The Chicago office of the Department of Labor seems to be targeting 401(k) plan advisers and, if one firm's experience is a guide, the office appears to be targeting large regional firms rather than less experienced advisers.
Specialized retirement plan advisers should take note: This local initiative will likely become a trend, and plan advisers can take steps to prepare for that eventuality.
A large regional firm, Sheridan Road, which is based in Chicago and had over $12 billion in defined contribution assets under management as of 2017, is one firm that just went through a DOL audit. Though there were no fines issued, the time and legal fees involved in the 2-year-plus investigation proved expensive.
"The DOL was looking to get their arms around how retirement advisory practices operate," Jim O'Shaughnessy, managing partner at Sheridan Road, told me.

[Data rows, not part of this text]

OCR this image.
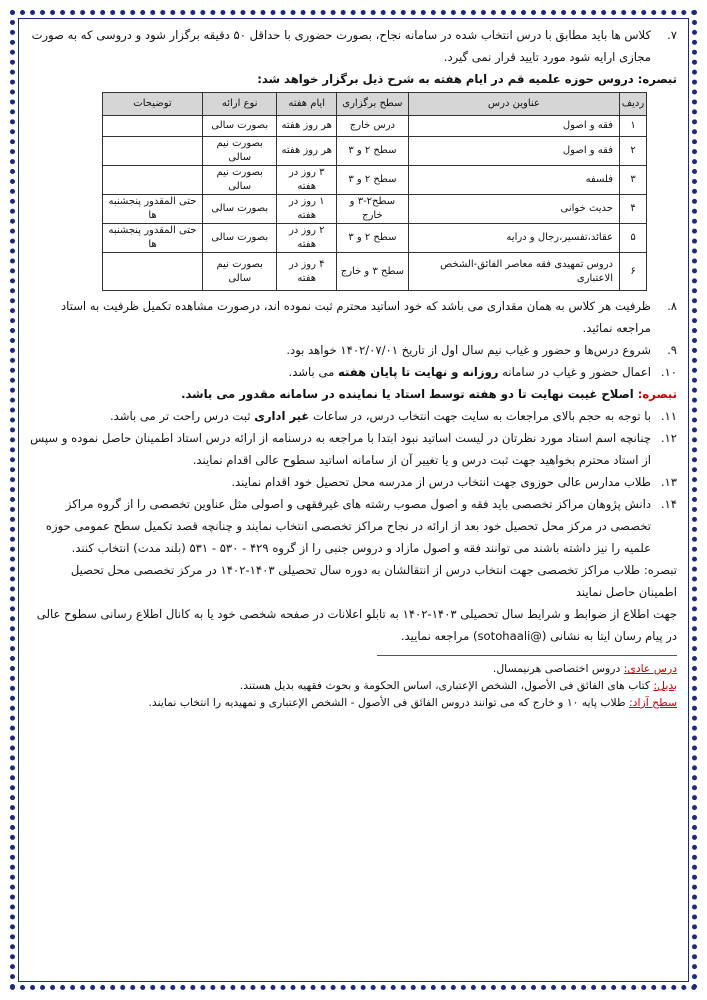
۷.
کلاس ها باید مطابق با درس انتخاب شده در سامانه نجاح، بصورت حضوری با حداقل ۵۰ دقیقه برگزار شود و دروسی که به صورت مجازی ارایه شود مورد تایید قرار نمی گیرد.

تبصره: دروس حوزه علمیه قم در ایام هفته به شرح ذیل برگزار خواهد شد:

ردیف	عناوین درس	سطح برگزاری	ایام هفته	نوع ارائه	توضیحات
۱	فقه و اصول	درس خارج	هر روز هفته	بصورت سالی	
۲	فقه و اصول	سطح ۲ و ۳	هر روز هفته	بصورت نیم سالی	
۳	فلسفه	سطح ۲ و ۳	۳ روز در هفته	بصورت نیم سالی	
۴	حدیث خوانی	سطح۲-۳ و خارج	۱ روز در هفته	بصورت سالی	حتی المقدور پنجشنبه ها
۵	عقائد،تفسیر،رجال و درایه	سطح ۲ و ۳	۲ روز در هفته	بصورت سالی	حتی المقدور پنجشنبه ها
۶	دروس تمهیدی فقه معاصر الفائق-الشخص الاعتباری	سطح ۳ و خارج	۴ روز در هفته	بصورت نیم سالی	

۸.
ظرفیت هر کلاس به همان مقداری می باشد که خود اساتید محترم ثبت نموده اند، درصورت مشاهده تکمیل ظرفیت به استاد مراجعه نمائید.

۹.
شروع درس‌ها و حضور و غیاب نیم سال اول از تاریخ ۱۴۰۲/۰۷/۰۱ خواهد بود.

۱۰.
اعمال حضور و غیاب در سامانه روزانه و نهایت تا پایان هفته می باشد.

تبصره: اصلاح غیبت نهایت تا دو هفته توسط استاد یا نماینده در سامانه مقدور می باشد.

۱۱.
با توجه به حجم بالای مراجعات به سایت جهت انتخاب درس، در ساعات غیر اداری ثبت درس راحت تر می باشد.

۱۲.
چنانچه اسم استاد مورد نظرتان در لیست اساتید نبود ابتدا با مراجعه به درسنامه از ارائه درس استاد اطمینان حاصل نموده و سپس از استاد محترم بخواهید جهت ثبت درس و یا تغییر آن از سامانه اساتید سطوح عالی اقدام نمایند.

۱۳.
طلاب مدارس عالی حوزوی جهت انتخاب درس از مدرسه محل تحصیل خود اقدام نمایند.

۱۴.
دانش پژوهان مراکز تخصصی باید فقه و اصول مصوب رشته های غیرفقهی و اصولی مثل عناوین تخصصی را از گروه مراکز تخصصی در مرکز محل تحصیل خود بعد از ارائه در نجاح مراکز تخصصی انتخاب نمایند و چنانچه قصد تکمیل سطح عمومی حوزه علمیه را نیز داشته باشند می توانند فقه و اصول مازاد و دروس جنبی را از گروه ۴۲۹ - ۵۳۰ - ۵۳۱ (بلند مدت) انتخاب کنند.

تبصره: طلاب مراکز تخصصی جهت انتخاب درس از انتقالشان به دوره سال تحصیلی ۱۴۰۳-۱۴۰۲ در مرکز تخصصی محل تحصیل اطمینان حاصل نمایند

جهت اطلاع از ضوابط و شرایط سال تحصیلی ۱۴۰۳-۱۴۰۲ به تابلو اعلانات در صفحه شخصی خود یا به کانال اطلاع رسانی سطوح عالی در پیام رسان ایتا به نشانی (@sotohaali) مراجعه نمایید.

درس عادی: دروس اختصاصی هرنیمسال.
بدیل: کتاب های الفائق فی الأصول، الشخص الإعتباری، اساس الحکومة و بحوث فقهیه بدیل هستند.
سطح آزاد: طلاب پایه ۱۰ و خارج که می توانند دروس الفائق فی الأصول - الشخص الإعتباری و تمهیدیه را انتخاب نمایند.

The scope of the audit included:
• Whether the adviser was acting in a fiduciary or nonfiduciary capacity;
• What services were provided and how the adviser was paid;
• The supervision provided by the broker-dealer and registered investment adviser;
• Communications to plan sponsors, including fee disclosure; and
• All service agreements.
Although determining whether an adviser provided fiduciary or nonfiduciary services and whether the adviser was paid out of plan assets are old topics, they served as bread crumbs leading to other potential issues that have developed as a result of the DOL fiduciary rule and the overall evolution of plan advisory practices.
According to Sheridan Road's attorney, Tom Clark from the Wagner Law Group, "408(b)(2) provides the DOL with greater disclosure and litigation provides new theories." (408(b)(2) refers to fee-disclosure regulation issued by the DOL in 2012.)
"The amount of information being asked [by the DOL] about fees has increased exponentially," Mr. Clark noted. "Questions about revenue sharing and 12b-1 fees are relatively new."
The timing of the Chicago DOL office's audit of Sheridan Road, around Thanksgiving 2015, coincided with the ramp-up of questions about the pending DOL fiduciary rule. Questions about how advisers are being paid as compared with the services provided will continue no matter what ultimately happens with the DOL rule, the best-interest contract exemption and excessive-fee court cases.
Though experienced plan advisers like Sheridan Road are better prepared to provide good answers to the DOL because of prudent, documented practices, these larger firms might continue to be targets because they manage more plans, possibly resulting in more fines — the same reasoning behind litigation involving mega 401(k) plans, which could result in larger judgments or settlements.
As plan sponsors begin to pay more attention to their DC plans and their adviser, it is more than likely that the DOL won't be far behind. Advisers should prepare, according to Mr. Clark, by being proactive and answering questions like:
• Do all clients have a signed service agreement?
• Are you providing all agreed-upon services?
• How are you being paid and what kind of fiduciary are you?
• Were all fee disclosures made?
Though litigation has not really hit smaller plans, the theories espoused in excessive-fee lawsuits might be used by the DOL to generate more fines by targeting plan advisers. It behooves 401(k) advisers to pay attention.